Key Changes by Donor Situation
If You Take the Standard Deduction
- Universal charitable deduction (2026+): Up to $1,000/$2,000 for eligible cash gifts.
- Higher standard deduction (2025): $15,750 single / $31,500 MFJ / $23,625 HoH; indexed thereafter.
- New seniors’ deduction (2025–2028): Additional $6,000 per eligible person (65+).
Smart move: If you don’t itemize, consider annual cash gifts up to your universal limit. If you’re 65+, check eligibility for the temporary $6,000 deduction.

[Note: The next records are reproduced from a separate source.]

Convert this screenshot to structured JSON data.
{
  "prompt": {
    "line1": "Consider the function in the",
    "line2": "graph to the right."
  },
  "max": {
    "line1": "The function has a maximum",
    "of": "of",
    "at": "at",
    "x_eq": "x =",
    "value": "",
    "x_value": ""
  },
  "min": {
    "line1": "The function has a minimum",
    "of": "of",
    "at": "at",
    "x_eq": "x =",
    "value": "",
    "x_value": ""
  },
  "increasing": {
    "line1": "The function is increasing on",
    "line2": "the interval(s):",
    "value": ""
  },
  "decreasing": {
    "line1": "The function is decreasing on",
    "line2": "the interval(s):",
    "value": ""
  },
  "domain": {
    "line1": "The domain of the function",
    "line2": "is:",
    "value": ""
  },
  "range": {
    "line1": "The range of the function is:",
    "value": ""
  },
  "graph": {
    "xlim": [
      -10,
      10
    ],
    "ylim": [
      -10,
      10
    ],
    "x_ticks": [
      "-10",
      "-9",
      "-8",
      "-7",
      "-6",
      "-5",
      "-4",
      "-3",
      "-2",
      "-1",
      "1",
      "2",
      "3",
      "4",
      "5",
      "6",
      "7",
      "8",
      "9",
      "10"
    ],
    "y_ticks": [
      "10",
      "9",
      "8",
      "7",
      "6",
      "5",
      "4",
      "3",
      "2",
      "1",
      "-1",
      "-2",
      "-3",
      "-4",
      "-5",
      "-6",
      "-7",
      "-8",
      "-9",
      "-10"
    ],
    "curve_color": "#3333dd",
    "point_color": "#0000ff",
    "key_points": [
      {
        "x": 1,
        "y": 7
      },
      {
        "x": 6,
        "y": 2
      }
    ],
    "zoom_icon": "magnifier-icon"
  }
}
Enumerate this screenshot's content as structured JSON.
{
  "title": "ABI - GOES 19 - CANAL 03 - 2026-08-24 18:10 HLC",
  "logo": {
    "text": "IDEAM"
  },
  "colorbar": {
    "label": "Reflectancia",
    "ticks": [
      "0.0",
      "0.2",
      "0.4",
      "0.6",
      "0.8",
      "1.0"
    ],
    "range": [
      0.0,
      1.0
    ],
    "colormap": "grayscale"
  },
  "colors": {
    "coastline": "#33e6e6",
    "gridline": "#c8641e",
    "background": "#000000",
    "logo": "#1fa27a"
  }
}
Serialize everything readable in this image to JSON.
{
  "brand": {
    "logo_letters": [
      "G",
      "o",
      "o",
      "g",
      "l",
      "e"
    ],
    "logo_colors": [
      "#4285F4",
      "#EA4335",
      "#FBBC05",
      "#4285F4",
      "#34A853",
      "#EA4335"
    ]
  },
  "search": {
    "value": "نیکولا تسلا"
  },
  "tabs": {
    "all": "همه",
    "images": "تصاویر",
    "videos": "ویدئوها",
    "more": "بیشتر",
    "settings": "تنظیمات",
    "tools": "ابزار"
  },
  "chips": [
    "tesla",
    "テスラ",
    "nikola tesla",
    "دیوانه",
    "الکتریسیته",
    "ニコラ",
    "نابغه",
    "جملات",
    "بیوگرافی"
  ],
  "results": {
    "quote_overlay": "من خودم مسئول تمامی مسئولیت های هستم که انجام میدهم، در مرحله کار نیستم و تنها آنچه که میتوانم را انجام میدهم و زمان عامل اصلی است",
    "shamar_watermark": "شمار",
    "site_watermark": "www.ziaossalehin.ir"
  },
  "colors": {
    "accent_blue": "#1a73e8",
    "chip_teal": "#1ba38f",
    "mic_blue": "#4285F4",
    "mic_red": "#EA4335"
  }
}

When Do These Changes Take Effect?
Change | Effective Date |
---|---|
$1,000/$2,000 non-itemizer cash-gift deduction | 2026 tax year |
0.5% AGI floor & ~35% cap | 2026 tax year |
K–12 SGO federal credit | 2027 tax year |
Estate & gift exemption $15M/$30M | 2026 tax year |
How We Can Help
- Provide gift acknowledgment letters for tax purposes
- Discuss multi-year pledge arrangements
- Explore planned giving options under the new rules
- Connect you with estate planning resources
What You Can Do in 2025
If you expect to itemize, give more charitable gifts in 2025, rather than spreading them over several years. This helps you benefit from the more generous deduction caps and no AGI floor yet (or less restrictive rules) that will begin 2026.
Things to Watch Out For
- If you accelerate giving into 2025, you might not need to give as much later.
- Restrictions in 2026 (0.5% AGI floor, deduction cap) will reduce value.
- Always do the math: high-income donors benefit most.